Nothing would end up tearing this family apart, and instead, the piano would still be crouching in place, and Natasha, his first wife, would still be here to play it—or at least, to pass her hand fondly over its back, and twiddle her fingers when she’s done checking for dust, and smiling to herself, because like, all’s well. All would be just fine.

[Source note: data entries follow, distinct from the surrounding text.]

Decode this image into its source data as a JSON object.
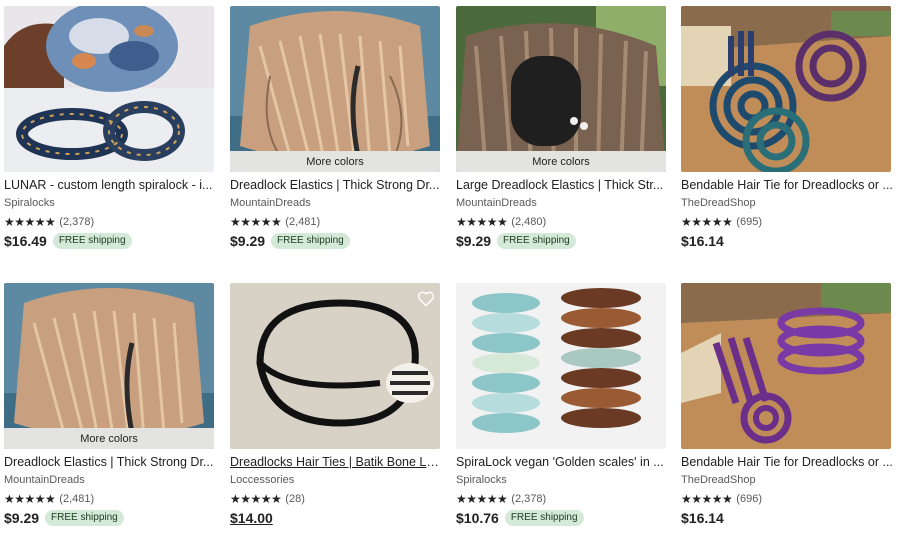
{
  "labels": {
    "more_colors": "More colors",
    "free_shipping": "FREE shipping"
  },
  "listings": [
    {
      "title": "LUNAR - custom length spiralock - i...",
      "shop": "Spiralocks",
      "stars": "★★★★★",
      "reviews": "(2,378)",
      "price": "$16.49",
      "free_shipping": true,
      "more_colors": false,
      "icon": "spiral-hair-tie-image"
    },
    {
      "title": "Dreadlock Elastics | Thick Strong Dr...",
      "shop": "MountainDreads",
      "stars": "★★★★★",
      "reviews": "(2,481)",
      "price": "$9.29",
      "free_shipping": true,
      "more_colors": true,
      "icon": "dreadlock-elastic-image"
    },
    {
      "title": "Large Dreadlock Elastics | Thick Str...",
      "shop": "MountainDreads",
      "stars": "★★★★★",
      "reviews": "(2,480)",
      "price": "$9.29",
      "free_shipping": true,
      "more_colors": true,
      "icon": "large-elastic-image"
    },
    {
      "title": "Bendable Hair Tie for Dreadlocks or ...",
      "shop": "TheDreadShop",
      "stars": "★★★★★",
      "reviews": "(695)",
      "price": "$16.14",
      "free_shipping": false,
      "more_colors": false,
      "icon": "bendable-tie-image"
    },
    {
      "title": "Dreadlock Elastics | Thick Strong Dr...",
      "shop": "MountainDreads",
      "stars": "★★★★★",
      "reviews": "(2,481)",
      "price": "$9.29",
      "free_shipping": true,
      "more_colors": true,
      "icon": "dreadlock-elastic-image"
    },
    {
      "title": "Dreadlocks Hair Ties | Batik Bone Lo...",
      "shop": "Loccessories",
      "stars": "★★★★★",
      "reviews": "(28)",
      "price": "$14.00",
      "free_shipping": false,
      "more_colors": false,
      "icon": "bone-bead-tie-image"
    },
    {
      "title": "SpiraLock vegan 'Golden scales' in ...",
      "shop": "Spiralocks",
      "stars": "★★★★★",
      "reviews": "(2,378)",
      "price": "$10.76",
      "free_shipping": true,
      "more_colors": false,
      "icon": "golden-scales-image"
    },
    {
      "title": "Bendable Hair Tie for Dreadlocks or ...",
      "shop": "TheDreadShop",
      "stars": "★★★★★",
      "reviews": "(696)",
      "price": "$16.14",
      "free_shipping": false,
      "more_colors": false,
      "icon": "purple-bendable-image"
    }
  ],
  "colors": {
    "ship_badge_bg": "#d4e9d7",
    "more_colors_bg": "#e3e3e1"
  }
}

Lenny acts like I’m some stray kitten that’s wandered in here, and he’s taking his distance. He isn’t nowhere near me, and like, he’s deaf to his son, on account of the noise, ‘cause of punching them keys, the keys of his typewriter, pretty damn hard.
 

So at last Ben says to him, he says, “Fuck you, and your fucking money!” and turns to his room, and packs his stuff, like his old family Album, and that manila envelope with them bunches of hundred dollar bills, which I thrust, on impulse, into his hands, ‘cause at that moment there’s some immense force in my heart, which is stronger than me, and it makes me care for him awful deep, which is totally a surprise to me, and even more than that, a mistake.
 

It’s against everything I’ve planned in my head, and I know it—but still, I don’t even care at this point if Lenny happens to see it.
 

Then Ben buckles his rumpled suitcase. His long lashes cast a shade over his eyes, hiding how confused he must feel right now, and his slender body is strained, not so much because of the suitcase, but because of something that only the two of us can share: the burden of being young.
 

Then, without saying goodbye—not even to me—he’s out the door.
 

In the first couples of months or so after his son left, Lenny’s been very quiet. In some ways, things ain’t all that bad between us. He comes home every night, even asks—when he cares to look at me—if the baby’s started kicking already. His question is kinda polite, and it don’t really break the silence, just marks a place from where we can restart it.
 

Anyhow we’re together, so I don’t have to worry no more about where he is, and I don’t have to call aunt Hadassa, who has her sources, and I don’t have to listen to her squirming, trying to spare me from knowing what this entire town already knows, which is, that Lenny’s been sleeping around.
 

It’s always the same thing now. Me and him sit down at the kitchen table and eat dinner together, like a normal family, except that we do it in silence. Then we settle into that old, sagging couch—him in one corner, me in the other—and wait. What it is we’re waiting for isn’t exactly clear. At first I could swear it was, like, a word from Ben—but now I figure it’s a good thing the day’s getting shorter.

 

Tonight—the first moonless night of this winter—I can sense a change in Lenny, which starts, for me, with the scent of his aftershave.
 

It’s Aqua Velva. It’s been a long time since I’ve caught it on him, and I can get a bit tipsy just by tipping over, like, to take it in. He grips the faded armrest and gets up, with some effort, from his corner, and puts on his fingerless leather gloves, with which he can type, especially on cold nights. Then he goes out to the balcony, and I can see him fumbling for something there, in the drawers of his desk. Finally he brings back a handful of tapes—I hope none of them is mine—and the tape recorder, which he sets up across from me, on the floor next to Beethoven’s bust.
 

From down there Lenny turns to me, and I see the question in his eyes, like, Is it too late already, for the two of us?